In light of these potential concerns, we use the fact that industries with different $S{O}_2$ emission intensity will be differently affected by the TCZ policy, and then add industrial variation (i.e., more versus less $S{O}_2$ polluting industries) to help with identification apart from time variation (i.e., before versus after 1998) and regional variation (i.e., TCZ cities versus non-TCZ cities), and finally conduct a DDD specification (Yelowitz, 1995) as our main estimation methodology. With the help of industrial variation, the DDD specification allows to control for what cannot be controlled in the standard DiD analysis but is essential for our identification of employment effects, such as city-industry fixed effects, city-year fixed effects, and industry-year fixed effects, in which all omitted variables varying at the city or industry level, regardless of time-varying or time-invariant, have been properly dealt with. Our benchmark DDD specification is given by the equation: $$Y_{\mathit{ijct}}={\lambda }_{jc}+{\delta }_{jt}+{\eta }_{ct}+\mathit{\beta }\cdot TC{Z}_c\times \mathit{Pos}{t}_t\times S{O}_{2j}+\mathit{X}{\prime }_{\mathit{ijct}}\mathit{\Gamma }+{\epsilon }_{\mathit{ijct}}$$ where $i$ indexes enterprises, $j$ indexes two-digit industries, $c$ indexes cities, and $t$ indexes years. $Y_{\mathit{ijct}}$ is the log of labor demand, measured as the number of $i$’s employees of industry $j$ in the city $c$ at year $t.$ $TC{Z}_c$ is a dummy variable indicating if the city $c$ was assigned a TCZ status in 1998; $\mathit{Pos}{t}_t$ is a dummy variable equal to 1 if it is after 1998 and 0 otherwise; The official disclosed the $S{O}_2$ emission data of all 39 industries since 2003, while only 15 industries were disclosed before. Hence, it greatly reduced the cross-industry variations to exploit the $S{O}_2$ emission intensity of each industry before 1998. Furthermore, we find high correlations between the $S{O}_2$ emission intensity in 1995 and that after 2003 for 15 common industries, indicating that the $S{O}_2$ emission intensity has remained relatively stable and is less affected by the TCZ policy, at least in the short term. Finally, we use the $S{O}_2$ emission intensity for industry $j$ averaged on the years 2003-2006 as a benchmark, unless otherwise stated. For the same reason, we exploit the ammonia nitrogen (${NH}_3$) emission intensity for industry $j$ averaged on the years 2003-2006 to conduct the falsification test.

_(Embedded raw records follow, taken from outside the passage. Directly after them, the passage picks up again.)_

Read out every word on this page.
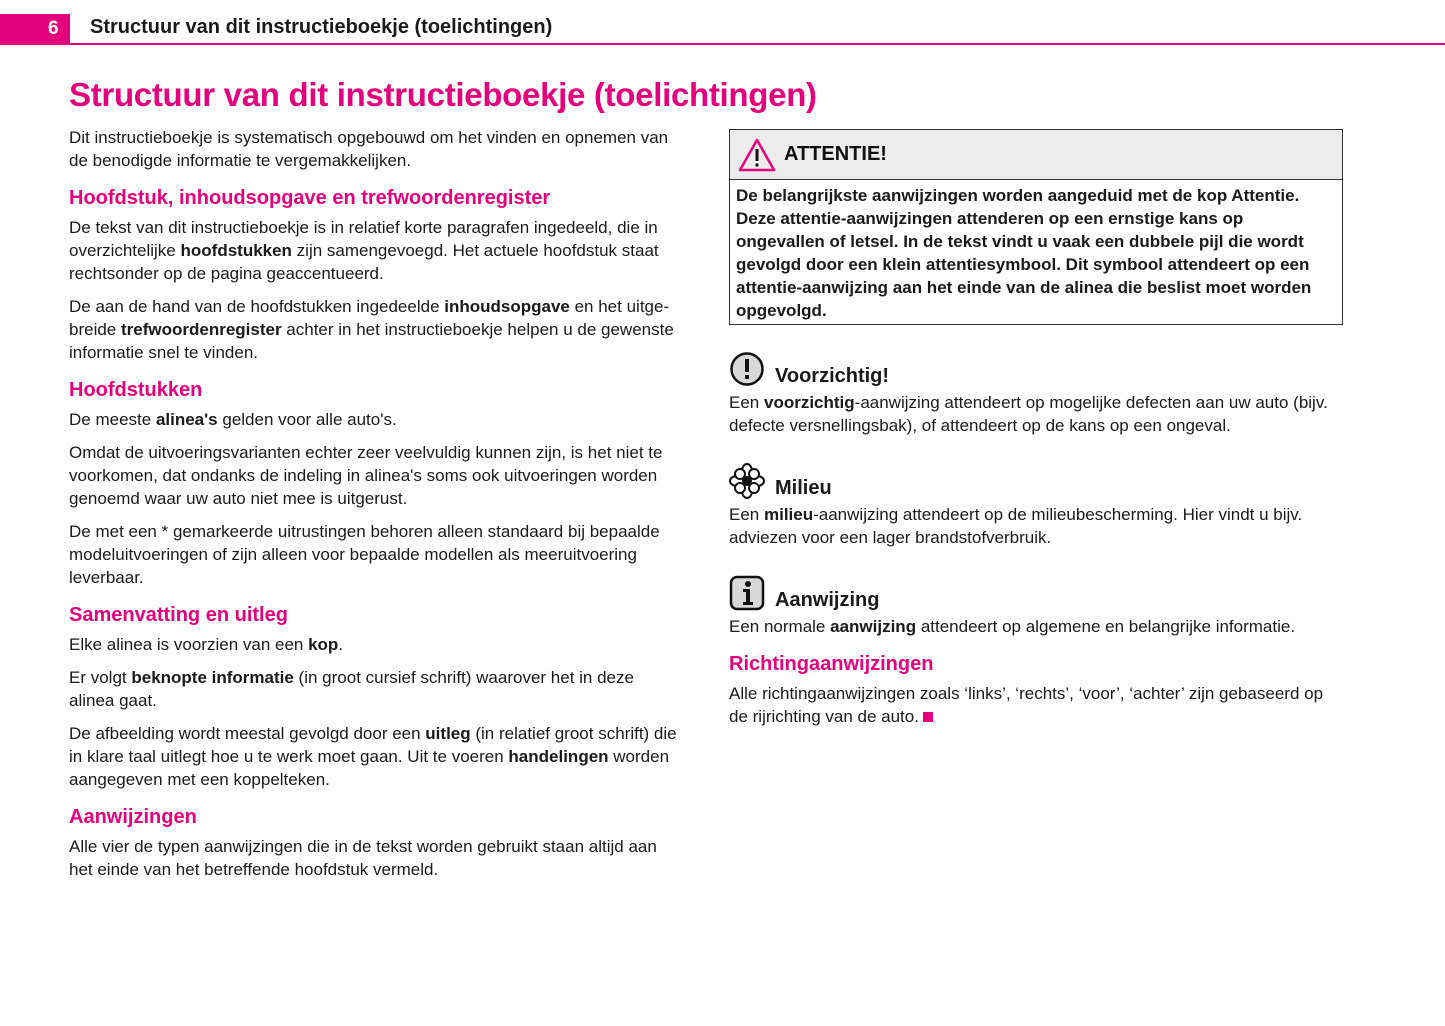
6	Structuur van dit instructieboekje (toelichtingen)
Structuur van dit instructieboekje (toelichtingen)

Dit instructieboekje is systematisch opgebouwd om het vinden en opnemen van de benodigde informatie te vergemakkelijken.

Hoofdstuk, inhoudsopgave en trefwoordenregister

De tekst van dit instructieboekje is in relatief korte paragrafen ingedeeld, die in overzichtelijke hoofdstukken zijn samengevoegd. Het actuele hoofdstuk staat rechtsonder op de pagina geaccentueerd.

De aan de hand van de hoofdstukken ingedeelde inhoudsopgave en het uitge- breide trefwoordenregister achter in het instructieboekje helpen u de gewenste informatie snel te vinden.

Hoofdstukken

De meeste alinea's gelden voor alle auto's.

Omdat de uitvoeringsvarianten echter zeer veelvuldig kunnen zijn, is het niet te voorkomen, dat ondanks de indeling in alinea's soms ook uitvoeringen worden genoemd waar uw auto niet mee is uitgerust.

De met een * gemarkeerde uitrustingen behoren alleen standaard bij bepaalde modeluitvoeringen of zijn alleen voor bepaalde modellen als meeruitvoering leverbaar.

Samenvatting en uitleg

Elke alinea is voorzien van een kop.

Er volgt beknopte informatie (in groot cursief schrift) waarover het in deze alinea gaat.

De afbeelding wordt meestal gevolgd door een uitleg (in relatief groot schrift) die in klare taal uitlegt hoe u te werk moet gaan. Uit te voeren handelingen worden aangegeven met een koppelteken.

Aanwijzingen

Alle vier de typen aanwijzingen die in de tekst worden gebruikt staan altijd aan het einde van het betreffende hoofdstuk vermeld.

ATTENTIE!
De belangrijkste aanwijzingen worden aangeduid met de kop Attentie. Deze attentie-aanwijzingen attenderen op een ernstige kans op ongevallen of letsel. In de tekst vindt u vaak een dubbele pijl die wordt gevolgd door een klein attentiesymbool. Dit symbool attendeert op een attentie-aanwijzing aan het einde van de alinea die beslist moet worden opgevolgd.
Voorzichtig!

Een voorzichtig-aanwijzing attendeert op mogelijke defecten aan uw auto (bijv. defecte versnellingsbak), of attendeert op de kans op een ongeval.

Milieu

Een milieu-aanwijzing attendeert op de milieubescherming. Hier vindt u bijv. adviezen voor een lager brandstofverbruik.

Aanwijzing

Een normale aanwijzing attendeert op algemene en belangrijke informatie.

Richtingaanwijzingen

Alle richtingaanwijzingen zoals ‘links’, ‘rechts’, ‘voor’, ‘achter’ zijn gebaseerd op de rijrichting van de auto.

${\mathit{X}}_{\mathit{ijct}}$ is a vector of time-varying enterprise characteristics used to isolate the effect of the TCZ policy on labor demand, such as the log of assets, log of per-capita wages, log of firm age, tax burden rate, export share, total debt ratio, total assets turnover as well as return on assets. In addition, our DDD specification controls for the full sets of industry-city fixed effects ${\lambda }_{jc},$ city-year fixed effects ${\eta }_{ct}$ and industry-year fixed effects ${\delta }_{jt}.$ To further tackle the potential heteroskedasticity and serial correlation issues, we cluster the standard error at the industry-city level in all DDD regressions.

5. Empirical results

5.1. Checks on the identification assumption

Whether the results of our benchmark DDD specification in this paper capture the causal effects of the TCZ policy on labor demand hinges on satisfying the strong identification assumption that our treatment group would have followed the same trends as the control group absent this regulation. Since the micro-data before the TCZ policy are only available in 1995, we reconsider the pre-treatment trends of labor demand by utilizing the aggregated employment sourced from the China City Statistical Yearbook 1994–2006. Figure 3 plots the year-to-year changes in the average levels of total and industrial employees for the TCZ and non-TCZ cities over the years 1994-2006. It’s worth noting that the statistical caliber of employees was greatly changed in 1998 from the employed persons in the whole society to the employed persons in units so that there is a precipitous drop in total and industrial employees in both TCZ and non-TCZ cities from 1997 to 1998. Given that the adjustment of statistical caliber in 1998 is an exogenous shock, the overall employment levels over time can still provide some suggestive evidence on the identifying assumption of common trends. In addition, Figure 4 shows the number of averaged employees in TCZ and non-TCZ cities and that across industries with high/low $S{O}_2$ emission levels in these cities using the raw micro-data. The enterprises located in TCZ cities, particularly those from industries with higher $S{O}_2$ emission levels saw an abrupt break in employees from the pre-treatment trend. This pattern of relative changes in employees will be further confirmed in the formal regression analysis that follows.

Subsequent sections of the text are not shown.